Anche il #Day2 di #Locarno75 è giunto al termine. Il tempo vola davvero quando ci si diverte.
La giornata è iniziata con una proiezione della sezione PANORAMA SUISSE; sezione parallela del Festival che presenta alcuni film svizzeri che hanno avuto un buon successo nei festival nel corso dell’anno. Il lungometraggio di questa mattina ha esordito l’anno scorso alla Mostra del cinema di Venezia.
HUGO IN ARGENTINA
Di Stefano Knuchel
Questo documentario diretto dal Ticinese Stefano Knuchel racconta gli anni passati in Argentina del fumettista Hugo Pratt.
Una voce narrante (Giancarlo Giannini) e la viva voce di Pratt (intervistato dal suo biografo) guidano lo spettatore negli anni in Argentina. Emerge un’artista sicuro di se stesso, amante delle belle donne e della libertà. Un disegnatore di fumetti che aveva una chiara idea di quello che voleva fare e che nessuno poteva “domare” (neanche l’amore).
“Hugo in Argentina” è un buon documentario. Il lavoro fatto con filmati d’archivio è impressionante e denota la grande passione del regista per il suo soggetto.
Bella la messa in scena.
Un documentario che merita sicuro una visione. Anche se non si conosce così bene la storia di Hugo Pratt (come è stato il mio caso).
In seguito è stata la volta del primo film del CONCORSO INTERNAZIONALE”, dall’India.
ARIYIPPU (Declaration)
Di Mahesh Narayanan
->India
Hareesh e Reshmi sono una giovane coppia che vuole cambiare in meglio la propria vita.
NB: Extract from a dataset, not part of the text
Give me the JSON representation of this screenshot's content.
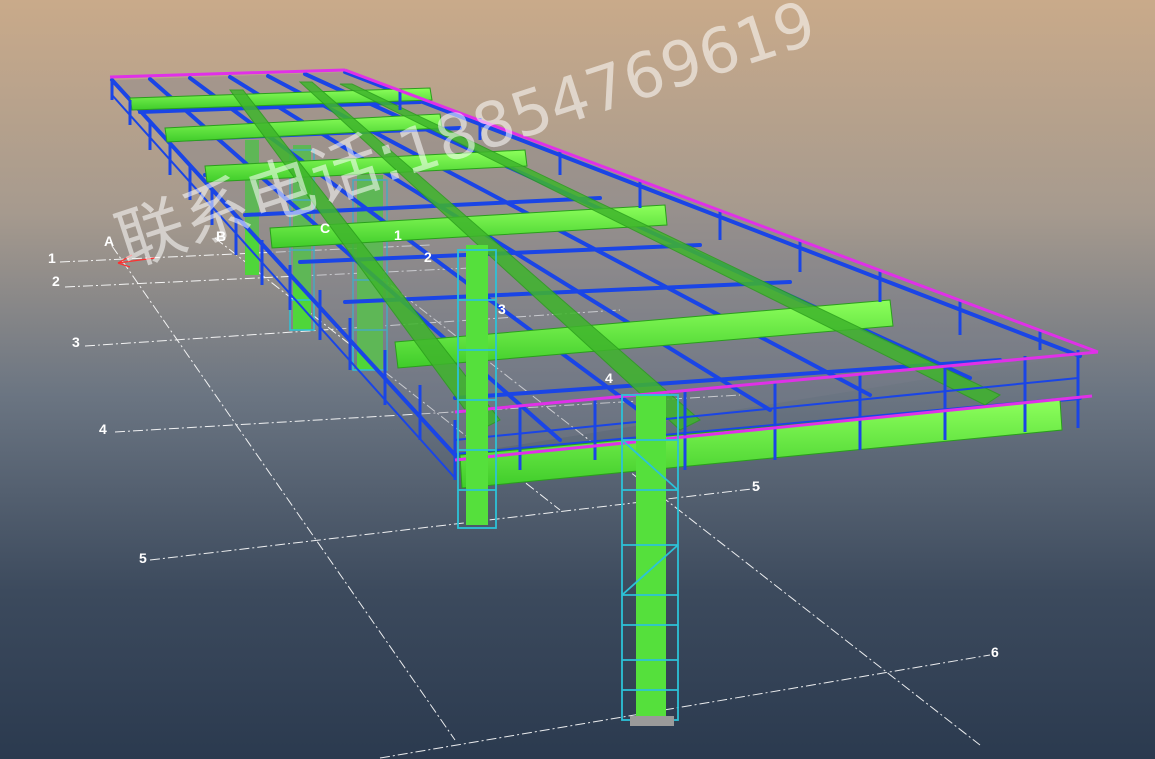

Si sono trasferiti dalla provincia in una cittadina centrale dell’India con il sogno di poi fare il grande passo ed emigrare all’estero. Hanno fatto domanda per un visto, hanno speso molti soldi ma non hanno previsto il COVID e i lockdown che questo ha causato un tutto il mondo. I due sono dunque bloccati in India e iniziano a lavorare in una fabbrica di guanti in lattice.
Tutto sembra procedere tranquillamente. Un giorno un video dai contenuti “provocanti” che riguarda Reshmi (e anche Hareesh) diventa virale sui social. Le conseguenze di questo filmino saranno devastanti.
DECLARATION è un buon film. È convincente nella sua messa in scena e regala alcune sequenze dove la “suspence” è palpabile. La sceneggiatura è ben scritta e i silenzi tra i personaggi comunicano molto allo spettatore.
Interessante anche la scelta di ambientare il film durante un lockdown.
I due attori principali offrono una prova convincente. Soprattutto l’interprete di Reshmi: suoi sguardi silenziosi restituiscono il dolore e l’umiliazione che una deve sopportare in seguito alla divulgazione del video e a gossip malevoli. Anche il personaggio di Hareesh convince. In una società dove domina la corruzione e l’onore è la cosa più importante, l’uomo non riesce a fidarsi della moglie e il dubbio che l’abbia tradito lo divora.
Aggiungerei anche il macchinario che produce i guanti tra i personaggi principali. La fredda tecnologia che continua senza fermarsi e segna il ritmo del film. Quando dovrà essere interrotta sul finale, molte cose saranno cambiate.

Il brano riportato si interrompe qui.